Many other inquiries conducted by him might be mentioned, and some idea may be gained of his scientific activity from the fact that a selection only from his papers, published by the Cambridge University Press, fills three large volumes. This mass of work was done in the time he could spare from his professorial teaching in the university. For example in 1880 he worked on the Four color theorem and proved that it was true if and only if no snarks were planar.

In addition, he was the author of a number of books and articles. Of the former, the first, published in 1865, was on the dynamics of a particle; and afterwards there followed a number of concise treatises on thermodynamics, heat, light, properties of matter and dynamics, together with an admirably lucid volume of popular lectures on Recent Advances in Physical Science.

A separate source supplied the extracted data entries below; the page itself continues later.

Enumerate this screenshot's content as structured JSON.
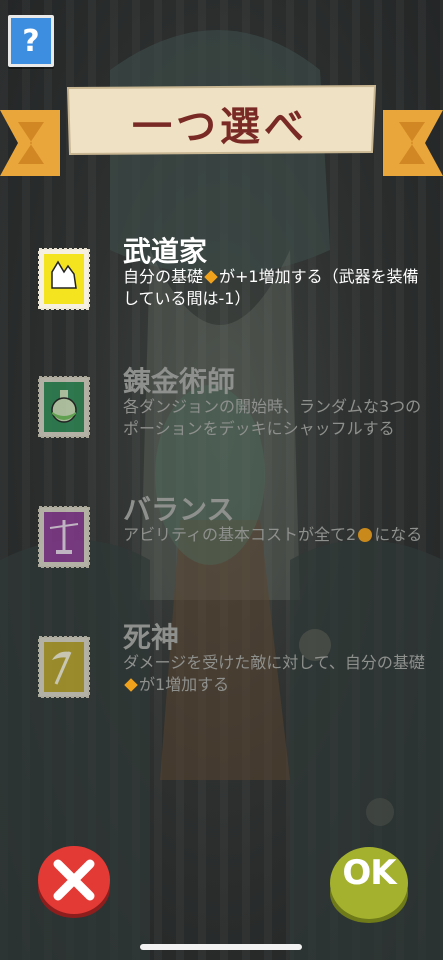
{
  "help": {
    "label": "?"
  },
  "banner": {
    "title": "一つ選べ"
  },
  "options": [
    {
      "title": "武道家",
      "desc_a": "自分の基礎",
      "desc_b": "が+1増加する（武器を装備している間は-1）",
      "icon": "fist-icon",
      "selected": true
    },
    {
      "title": "錬金術師",
      "desc": "各ダンジョンの開始時、ランダムな3つのポーションをデッキにシャッフルする",
      "icon": "potion-icon",
      "selected": false
    },
    {
      "title": "バランス",
      "desc_a": "アビリティの基本コストが全て2",
      "desc_b": "になる",
      "icon": "scales-icon",
      "selected": false
    },
    {
      "title": "死神",
      "desc_a": "ダメージを受けた敵に対して、自分の基礎",
      "desc_b": "が1増加する",
      "icon": "scythe-icon",
      "selected": false
    }
  ],
  "buttons": {
    "ok": "OK"
  },
  "colors": {
    "stamp_yellow": "#f3e41f",
    "stamp_green": "#2e8a55",
    "stamp_purple": "#8a3a93",
    "stamp_olive": "#b8a32a",
    "accent_orange": "#f0a21c"
  }
}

With Lord Kelvin, he collaborated in writing the well known Treatise on Natural Philosophy. "Thomson and Tait," as it is familiarly called ("T and T" was the authors' own formula), was planned soon after Lord Kelvin became acquainted with Tait, on the latter's appointment to his professorship in Edinburgh, and it was intended to be an all comprehensive treatise on physical science, the foundations being laid in kinematics and dynamics, and the structure completed with the properties of matter, heat, light, electricity and magnetism. But the literary partnership ceased in about eighteen years, when only the first portion of the plan had been completed, because each of the members felt he could work to better advantage separately than jointly. The friendship, however, endured for the remaining twenty - three years of Tait's life.

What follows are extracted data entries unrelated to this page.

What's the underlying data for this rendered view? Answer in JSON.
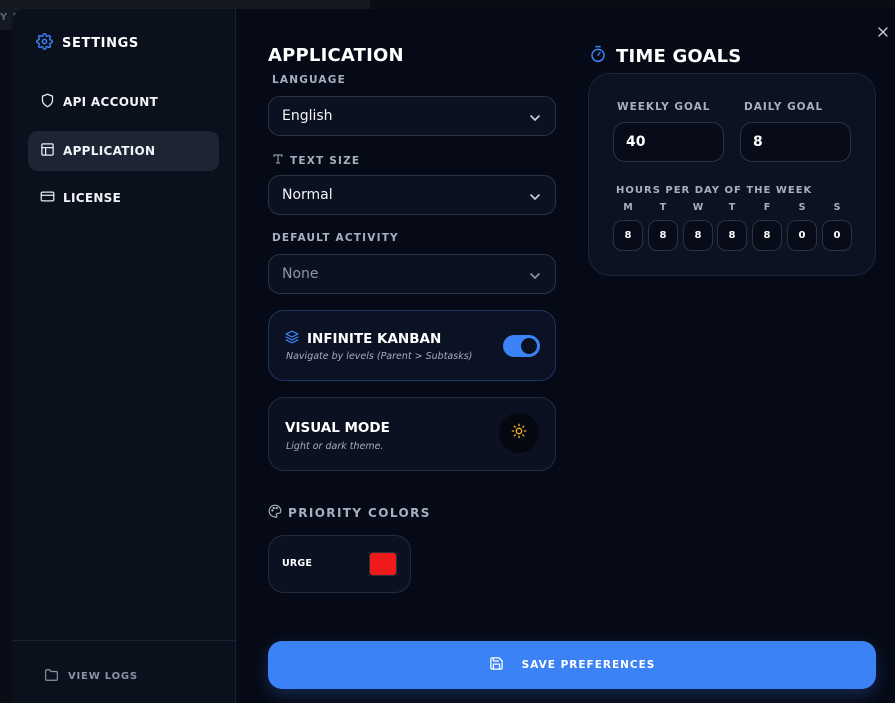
{
  "backdrop": {
    "peek_text": "Y L"
  },
  "sidebar": {
    "title": "SETTINGS",
    "items": [
      {
        "label": "API ACCOUNT",
        "icon": "shield-icon",
        "active": false
      },
      {
        "label": "APPLICATION",
        "icon": "layout-icon",
        "active": true
      },
      {
        "label": "LICENSE",
        "icon": "credit-card-icon",
        "active": false
      }
    ],
    "footer": {
      "label": "VIEW LOGS",
      "icon": "folder-icon"
    }
  },
  "application": {
    "title": "APPLICATION",
    "language": {
      "label": "LANGUAGE",
      "value": "English"
    },
    "text_size": {
      "label": "TEXT SIZE",
      "value": "Normal"
    },
    "default_activity": {
      "label": "DEFAULT ACTIVITY",
      "value": "None"
    },
    "infinite_kanban": {
      "title": "INFINITE KANBAN",
      "subtitle": "Navigate by levels (Parent > Subtasks)",
      "enabled": true
    },
    "visual_mode": {
      "title": "VISUAL MODE",
      "subtitle": "Light or dark theme.",
      "icon": "sun-icon"
    },
    "priority_colors": {
      "title": "PRIORITY COLORS",
      "items": [
        {
          "label": "URGE",
          "color": "#f01a1a"
        }
      ]
    }
  },
  "time_goals": {
    "title": "TIME GOALS",
    "weekly": {
      "label": "WEEKLY GOAL",
      "value": "40"
    },
    "daily": {
      "label": "DAILY GOAL",
      "value": "8"
    },
    "days_label": "HOURS PER DAY OF THE WEEK",
    "days": [
      {
        "letter": "M",
        "value": "8"
      },
      {
        "letter": "T",
        "value": "8"
      },
      {
        "letter": "W",
        "value": "8"
      },
      {
        "letter": "T",
        "value": "8"
      },
      {
        "letter": "F",
        "value": "8"
      },
      {
        "letter": "S",
        "value": "0"
      },
      {
        "letter": "S",
        "value": "0"
      }
    ]
  },
  "save_button": {
    "label": "SAVE PREFERENCES"
  },
  "colors": {
    "accent": "#3b82f6",
    "background": "#060a16",
    "sidebar": "#0b101d",
    "urgent": "#f01a1a"
  }
}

Tait collaborated with Balfour Stewart in the Unseen Universe, which was followed by Paradoxical Philosophy. It was in his 1875 review of The Unseen Universe, that William James first put forth his Will to Believe Doctrine. Tait's articles include those he wrote for the ninth edition of the Encyclopædia Britannica on Light, Mechanics, Quaternions, Radiation, and Thermodynamics, and the biographical notices of Hamilton and Clerk Maxwell.

Tait was an enthusiastic golfer and, of his seven children, two, Frederick Guthrie Tait (1870 – 1900) and John Guthrie Tait (1861 – 1945) went on to become gifted amateur champions. John was an all round sportsman and represented Scotland at international level in rugby union. Tait himself had, in 1891, invoked the Magnus effect to explain the influence of spin on the flight of a golf ball.